Persons who believe they have been wronged can sometimes be consoled or mollified by an apology. In many cases, apologies allow reconciliation to be achieved. They are seen as a useful tool in resolving disputes and may make it possible to reduce litigation.1 To date, eight Canadian provinces and territorieshave passed Apology Acts.

Apology legislation serves a dual purpose. From a legal perspective, it affords the protection of the law to the party making the apology. Apologies are not admissible as evidence in civil, administrative or other proceedings, such as arbitrations, and may not constitute an acknowledgment of liability. The victim does not lose any rights and may obtain full compensation for any damages suffered.

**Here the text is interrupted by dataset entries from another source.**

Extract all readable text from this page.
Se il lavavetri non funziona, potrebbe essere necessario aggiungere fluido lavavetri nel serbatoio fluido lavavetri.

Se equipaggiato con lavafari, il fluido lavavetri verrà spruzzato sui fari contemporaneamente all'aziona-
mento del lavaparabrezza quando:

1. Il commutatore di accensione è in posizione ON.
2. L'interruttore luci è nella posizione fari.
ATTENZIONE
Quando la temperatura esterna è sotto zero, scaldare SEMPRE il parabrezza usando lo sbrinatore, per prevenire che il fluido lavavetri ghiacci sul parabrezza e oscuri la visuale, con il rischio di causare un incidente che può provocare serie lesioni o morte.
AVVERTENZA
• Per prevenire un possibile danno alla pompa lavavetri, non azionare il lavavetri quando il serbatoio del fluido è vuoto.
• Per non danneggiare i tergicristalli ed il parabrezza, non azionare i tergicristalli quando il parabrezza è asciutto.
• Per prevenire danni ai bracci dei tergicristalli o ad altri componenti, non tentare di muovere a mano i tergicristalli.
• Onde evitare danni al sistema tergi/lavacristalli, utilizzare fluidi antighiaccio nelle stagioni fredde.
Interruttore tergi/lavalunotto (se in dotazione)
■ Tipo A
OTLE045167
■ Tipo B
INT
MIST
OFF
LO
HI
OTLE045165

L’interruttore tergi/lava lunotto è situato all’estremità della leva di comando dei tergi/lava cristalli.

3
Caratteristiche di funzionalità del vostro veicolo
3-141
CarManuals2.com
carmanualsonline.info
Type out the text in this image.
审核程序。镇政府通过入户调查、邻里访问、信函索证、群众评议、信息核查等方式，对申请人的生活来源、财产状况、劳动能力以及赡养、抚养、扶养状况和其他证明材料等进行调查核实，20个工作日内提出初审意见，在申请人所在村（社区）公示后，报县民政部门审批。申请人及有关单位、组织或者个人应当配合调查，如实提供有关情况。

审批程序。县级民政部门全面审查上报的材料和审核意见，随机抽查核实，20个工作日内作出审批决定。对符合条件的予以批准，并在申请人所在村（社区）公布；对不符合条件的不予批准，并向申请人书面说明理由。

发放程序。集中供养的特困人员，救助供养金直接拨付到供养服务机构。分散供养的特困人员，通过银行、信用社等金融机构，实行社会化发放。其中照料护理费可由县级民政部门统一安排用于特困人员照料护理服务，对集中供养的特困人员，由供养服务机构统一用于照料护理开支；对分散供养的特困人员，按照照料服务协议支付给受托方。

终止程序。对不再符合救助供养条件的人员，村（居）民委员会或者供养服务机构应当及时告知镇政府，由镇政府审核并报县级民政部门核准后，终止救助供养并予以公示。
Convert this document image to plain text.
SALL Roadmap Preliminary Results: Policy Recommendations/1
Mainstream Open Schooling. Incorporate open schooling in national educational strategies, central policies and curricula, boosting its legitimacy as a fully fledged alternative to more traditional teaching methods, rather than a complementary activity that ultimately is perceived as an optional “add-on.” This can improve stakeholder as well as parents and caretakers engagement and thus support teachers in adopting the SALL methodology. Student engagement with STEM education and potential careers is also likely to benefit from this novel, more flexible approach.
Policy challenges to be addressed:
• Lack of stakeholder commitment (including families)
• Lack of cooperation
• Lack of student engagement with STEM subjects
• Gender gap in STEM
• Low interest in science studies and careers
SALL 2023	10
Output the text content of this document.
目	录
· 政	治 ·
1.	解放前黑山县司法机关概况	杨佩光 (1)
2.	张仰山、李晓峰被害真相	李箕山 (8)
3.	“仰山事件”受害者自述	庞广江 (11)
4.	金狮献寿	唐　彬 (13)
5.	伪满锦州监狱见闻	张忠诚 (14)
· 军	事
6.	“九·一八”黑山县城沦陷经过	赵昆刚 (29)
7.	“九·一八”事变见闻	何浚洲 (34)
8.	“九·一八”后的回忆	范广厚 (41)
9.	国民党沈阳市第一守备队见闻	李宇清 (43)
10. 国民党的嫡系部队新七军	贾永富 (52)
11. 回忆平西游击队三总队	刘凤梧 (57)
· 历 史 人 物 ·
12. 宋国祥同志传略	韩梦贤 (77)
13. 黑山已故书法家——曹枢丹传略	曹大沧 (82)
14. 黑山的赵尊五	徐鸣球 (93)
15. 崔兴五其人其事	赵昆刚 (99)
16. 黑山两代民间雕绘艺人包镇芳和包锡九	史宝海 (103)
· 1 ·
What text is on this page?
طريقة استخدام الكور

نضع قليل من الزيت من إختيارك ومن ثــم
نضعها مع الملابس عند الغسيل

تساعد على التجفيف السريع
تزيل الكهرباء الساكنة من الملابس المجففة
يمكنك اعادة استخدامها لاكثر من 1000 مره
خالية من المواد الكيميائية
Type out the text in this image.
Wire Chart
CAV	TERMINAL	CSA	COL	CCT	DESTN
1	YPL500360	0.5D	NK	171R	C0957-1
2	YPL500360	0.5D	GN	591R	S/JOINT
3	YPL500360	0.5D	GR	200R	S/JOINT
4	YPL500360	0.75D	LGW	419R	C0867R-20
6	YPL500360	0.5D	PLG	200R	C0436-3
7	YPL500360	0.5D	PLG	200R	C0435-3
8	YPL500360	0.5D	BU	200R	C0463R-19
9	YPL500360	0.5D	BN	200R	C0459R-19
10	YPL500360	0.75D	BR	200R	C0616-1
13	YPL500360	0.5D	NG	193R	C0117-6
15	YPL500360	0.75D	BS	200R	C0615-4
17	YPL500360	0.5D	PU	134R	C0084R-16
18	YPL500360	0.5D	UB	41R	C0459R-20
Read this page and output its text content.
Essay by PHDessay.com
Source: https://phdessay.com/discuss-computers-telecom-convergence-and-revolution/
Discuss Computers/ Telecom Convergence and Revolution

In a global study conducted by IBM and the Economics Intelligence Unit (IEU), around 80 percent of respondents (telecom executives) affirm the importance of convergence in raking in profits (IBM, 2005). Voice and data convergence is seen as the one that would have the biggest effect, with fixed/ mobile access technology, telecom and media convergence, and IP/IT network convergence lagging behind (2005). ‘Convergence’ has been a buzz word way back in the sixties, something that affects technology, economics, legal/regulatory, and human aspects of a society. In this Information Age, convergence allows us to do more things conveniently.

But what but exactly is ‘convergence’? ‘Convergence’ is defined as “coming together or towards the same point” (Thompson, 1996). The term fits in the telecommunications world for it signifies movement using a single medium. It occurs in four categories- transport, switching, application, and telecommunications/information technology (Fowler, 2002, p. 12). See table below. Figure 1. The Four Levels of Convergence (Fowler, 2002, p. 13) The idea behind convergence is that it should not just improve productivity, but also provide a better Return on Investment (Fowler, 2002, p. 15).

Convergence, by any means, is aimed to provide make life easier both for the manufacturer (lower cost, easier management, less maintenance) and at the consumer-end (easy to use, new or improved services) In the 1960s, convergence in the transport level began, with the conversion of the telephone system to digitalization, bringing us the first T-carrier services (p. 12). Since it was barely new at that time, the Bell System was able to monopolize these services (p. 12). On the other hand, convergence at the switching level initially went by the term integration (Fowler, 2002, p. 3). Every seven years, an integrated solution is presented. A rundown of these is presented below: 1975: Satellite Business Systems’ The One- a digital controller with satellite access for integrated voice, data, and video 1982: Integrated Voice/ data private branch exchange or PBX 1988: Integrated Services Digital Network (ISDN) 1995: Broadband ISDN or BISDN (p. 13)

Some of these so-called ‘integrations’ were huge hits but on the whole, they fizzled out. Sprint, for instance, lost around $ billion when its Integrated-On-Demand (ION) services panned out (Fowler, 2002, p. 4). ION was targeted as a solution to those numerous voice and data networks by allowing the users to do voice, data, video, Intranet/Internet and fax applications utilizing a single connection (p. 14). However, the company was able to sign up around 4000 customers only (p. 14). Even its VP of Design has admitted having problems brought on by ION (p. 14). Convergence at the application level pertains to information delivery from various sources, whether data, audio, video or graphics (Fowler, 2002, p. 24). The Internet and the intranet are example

From a sociological perspective, apology legislation has undeniable benefits, as certain jurists have noted.3 It has been shown that financial compensation is not always the solution to a dispute and that victims appreciate receiving apologies. They promote reconciliation and allow professional or business relationships to be maintained. At the same time, they enable the wrongdoer, who may or may not incur liability, to express concern for the victim.

Health care is undoubtedly one area where apologies can play an important role. But apologies can also be useful in a number of other fields. Product recalls of food or manufactured goods, along with issues of all kinds that arise in service industries, are examples that come to mind. Many companies, at one time or another, must deal with a problem situation and often refrain from communicating with their customers for fear that the apologies they might offer could be used against them.

So an Apology Act allows a professional or a business to express sympathy toward a customer owing to a given situation while eliminating the risk that such an apology could cause one of the parties to lose rights or suffer a disadvantage.

The Quebec government should adopt such legislation, which would be to everyone’s benefit.